Posted by Chris Newell on , last updated
There are so many programmes to choose from these days it can be hard to decide what to watch. Personalised recommender systems can help but usually require knowledge of your previous viewing history or preferences. Unfortunately, some users may be new to our services, may not log-in or may not want their viewing history to be tracked. For these reasons we have been exploring the concept of a "standalone recommender" that does not depend on historical viewing records.
In this first experiment we have created a standalone recommender prototype called Sibyl which uses a novel drag and drop interface. This provides a fast and easy way for the user to express their viewing preferences by dragging programmes into “Like” or “Dislike” boxes. The user can also influence the recommender by dragging individual programmes out of the recommendations into the same boxes.

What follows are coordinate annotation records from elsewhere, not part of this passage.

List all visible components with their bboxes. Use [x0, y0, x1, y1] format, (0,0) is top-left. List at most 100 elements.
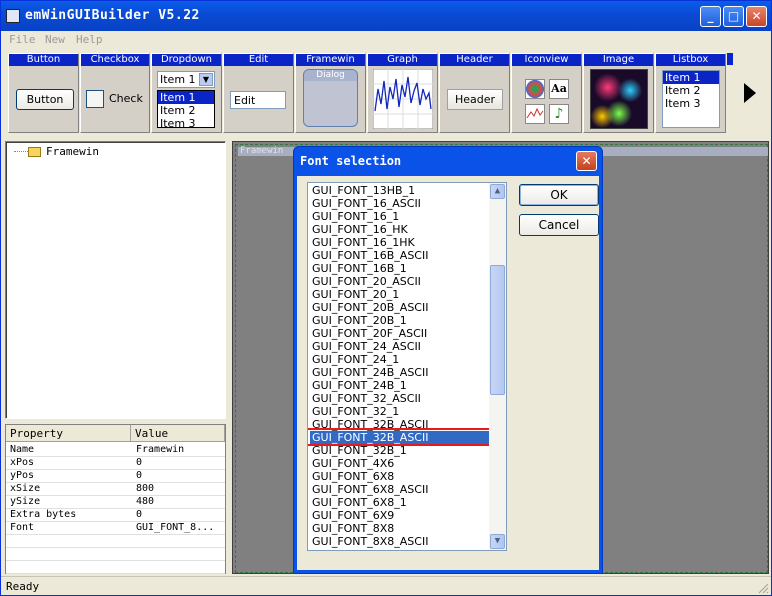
font-item[interactable]: GUI_FONT_13HB_1: [310, 184, 491, 197]
right-arrow-icon[interactable]: [744, 83, 756, 103]
property-row[interactable]: yPos 0: [6, 470, 225, 483]
tool-caption: Iconview: [512, 54, 581, 66]
property-name: ySize: [10, 496, 41, 507]
menu-file[interactable]: File: [9, 33, 36, 46]
list-item: Item 1: [663, 71, 719, 84]
chevron-down-icon: ▼: [199, 73, 213, 86]
list-item: Item 3: [665, 97, 701, 110]
font-item[interactable]: GUI_FONT_16_ASCII: [310, 197, 491, 210]
font-item[interactable]: GUI_FONT_16_HK: [310, 223, 491, 236]
font-list[interactable]: GUI_FONT_13HB_1 GUI_FONT_16_ASCII GUI_FONT…: [307, 182, 507, 551]
font-selection-dialog: Font selection ✕ GUI_FONT_13HB_1 GUI_FONT…: [293, 146, 603, 574]
tool-header[interactable]: Header Header: [439, 53, 510, 133]
menu-new[interactable]: New: [45, 33, 65, 46]
font-item[interactable]: GUI_FONT_16_1HK: [310, 236, 491, 249]
scroll-down-icon[interactable]: ▼: [490, 534, 505, 549]
font-item[interactable]: GUI_FONT_20_1: [310, 288, 491, 301]
font-item[interactable]: GUI_FONT_6X8: [310, 470, 491, 483]
font-item[interactable]: GUI_FONT_6X8_ASCII: [310, 483, 491, 496]
font-item[interactable]: GUI_FONT_32B_1: [310, 444, 491, 457]
listbox-preview: Item 1 Item 2 Item 3: [662, 70, 720, 128]
widget-tree[interactable]: Framewin: [5, 141, 226, 419]
tool-graph[interactable]: Graph: [367, 53, 438, 133]
value-column-header[interactable]: Value: [131, 425, 225, 442]
list-item: Item 2: [160, 104, 196, 117]
tree-connector: [14, 151, 28, 152]
tool-checkbox[interactable]: Checkbox Check: [80, 53, 150, 133]
font-item[interactable]: GUI_FONT_4X6: [310, 457, 491, 470]
font-item[interactable]: GUI_FONT_24B_ASCII: [310, 366, 491, 379]
font-item[interactable]: GUI_FONT_8X8: [310, 522, 491, 535]
property-value[interactable]: 800: [136, 483, 154, 494]
menu-help[interactable]: Help: [76, 33, 103, 46]
font-item[interactable]: GUI_FONT_16_1: [310, 210, 491, 223]
ok-button[interactable]: OK: [519, 184, 599, 206]
sample-button: Button: [16, 89, 74, 110]
minimize-button[interactable]: _: [700, 6, 721, 27]
property-row-empty: [6, 535, 225, 548]
tool-caption: Graph: [368, 54, 437, 66]
property-column-header[interactable]: Property: [6, 425, 131, 442]
font-item[interactable]: GUI_FONT_16B_ASCII: [310, 249, 491, 262]
scroll-thumb[interactable]: [490, 265, 505, 395]
font-list-scrollbar[interactable]: ▲ ▼: [489, 183, 506, 550]
property-value[interactable]: GUI_FONT_8...: [136, 522, 214, 533]
tool-listbox[interactable]: Listbox Item 1 Item 2 Item 3: [655, 53, 726, 133]
font-item[interactable]: GUI_FONT_8X8_1: [310, 548, 491, 550]
dialog-close-button[interactable]: ✕: [576, 151, 597, 171]
tool-edit[interactable]: Edit Edit: [223, 53, 294, 133]
font-item[interactable]: GUI_FONT_20B_ASCII: [310, 301, 491, 314]
font-item[interactable]: GUI_FONT_32_ASCII: [310, 392, 491, 405]
dialog-title: Font selection: [300, 154, 402, 168]
property-row[interactable]: xSize 800: [6, 483, 225, 496]
font-item[interactable]: GUI_FONT_20B_1: [310, 314, 491, 327]
font-item[interactable]: GUI_FONT_32_1: [310, 405, 491, 418]
property-grid[interactable]: Property Value Name Framewin xPos 0 yPos 0 xSi…: [5, 424, 226, 574]
property-value[interactable]: 480: [136, 496, 154, 507]
property-name: Name: [10, 444, 35, 455]
tool-caption: Image: [584, 54, 653, 66]
font-item[interactable]: GUI_FONT_6X9: [310, 509, 491, 522]
tree-node-framewin[interactable]: Framewin: [46, 145, 99, 158]
title-bar[interactable]: emWinGUIBuilder V5.22 _ □ ✕: [1, 1, 771, 31]
close-button[interactable]: ✕: [746, 6, 767, 27]
graph-icon: [373, 69, 433, 129]
resize-grip-icon[interactable]: [757, 582, 769, 594]
status-text: Ready: [6, 580, 40, 593]
font-item[interactable]: GUI_FONT_20_ASCII: [310, 275, 491, 288]
tool-framewin[interactable]: Framewin Dialog: [295, 53, 366, 133]
header-preview: Header: [447, 89, 503, 110]
font-item[interactable]: GUI_FONT_6X8_1: [310, 496, 491, 509]
palette-icon: [525, 79, 545, 99]
property-row[interactable]: Name Framewin: [6, 444, 225, 457]
main-window: emWinGUIBuilder V5.22 _ □ ✕ File New Hel…: [0, 0, 772, 596]
property-row[interactable]: Font GUI_FONT_8...: [6, 522, 225, 535]
property-value[interactable]: 0: [136, 470, 142, 481]
font-item[interactable]: GUI_FONT_16B_1: [310, 262, 491, 275]
property-row[interactable]: Extra bytes 0: [6, 509, 225, 522]
property-row[interactable]: ySize 480: [6, 496, 225, 509]
framewin-preview: Dialog: [303, 69, 358, 127]
font-item[interactable]: GUI_FONT_24_ASCII: [310, 340, 491, 353]
property-value[interactable]: Framewin: [136, 444, 184, 455]
property-row-empty: [6, 561, 225, 574]
font-item[interactable]: GUI_FONT_24_1: [310, 353, 491, 366]
cancel-button[interactable]: Cancel: [519, 214, 599, 236]
property-name: Extra bytes: [10, 509, 77, 520]
scroll-up-icon[interactable]: ▲: [490, 184, 505, 199]
property-value[interactable]: 0: [136, 509, 142, 520]
chart-icon: [525, 104, 545, 124]
font-item[interactable]: GUI_FONT_24B_1: [310, 379, 491, 392]
status-bar: Ready: [1, 576, 771, 596]
tool-dropdown[interactable]: Dropdown Item 1 ▼ Item 1 Item 2 Item 3: [151, 53, 222, 133]
tool-caption: Edit: [224, 54, 293, 66]
property-row[interactable]: xPos 0: [6, 457, 225, 470]
maximize-button[interactable]: □: [723, 6, 744, 27]
tool-image[interactable]: Image: [583, 53, 654, 133]
folder-icon: [28, 147, 41, 157]
font-item[interactable]: GUI_FONT_20F_ASCII: [310, 327, 491, 340]
tool-iconview[interactable]: Iconview Aa ♪: [511, 53, 582, 133]
font-item[interactable]: GUI_FONT_8X8_ASCII: [310, 535, 491, 548]
tool-button[interactable]: Button Button: [8, 53, 79, 133]
property-value[interactable]: 0: [136, 457, 142, 468]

Because of the highly interactive nature of the interface we have chosen to use our client-side recommender rather than a server-based system. This makes the interface very responsive and also helps to maintain privacy as the user’s “Like” and “Dislike” choices are never sent to our servers. The K-Nearest Neighbor model used by the recommender is based on metadata available from BBC Programmes and is built at regular intervals on the server using the Java version of the MyMediaLite Recommender System Library.
In future experiments we hope to explore the benefits of storing the user’s viewing history or preferences locally within the browser to help improve the recommendations.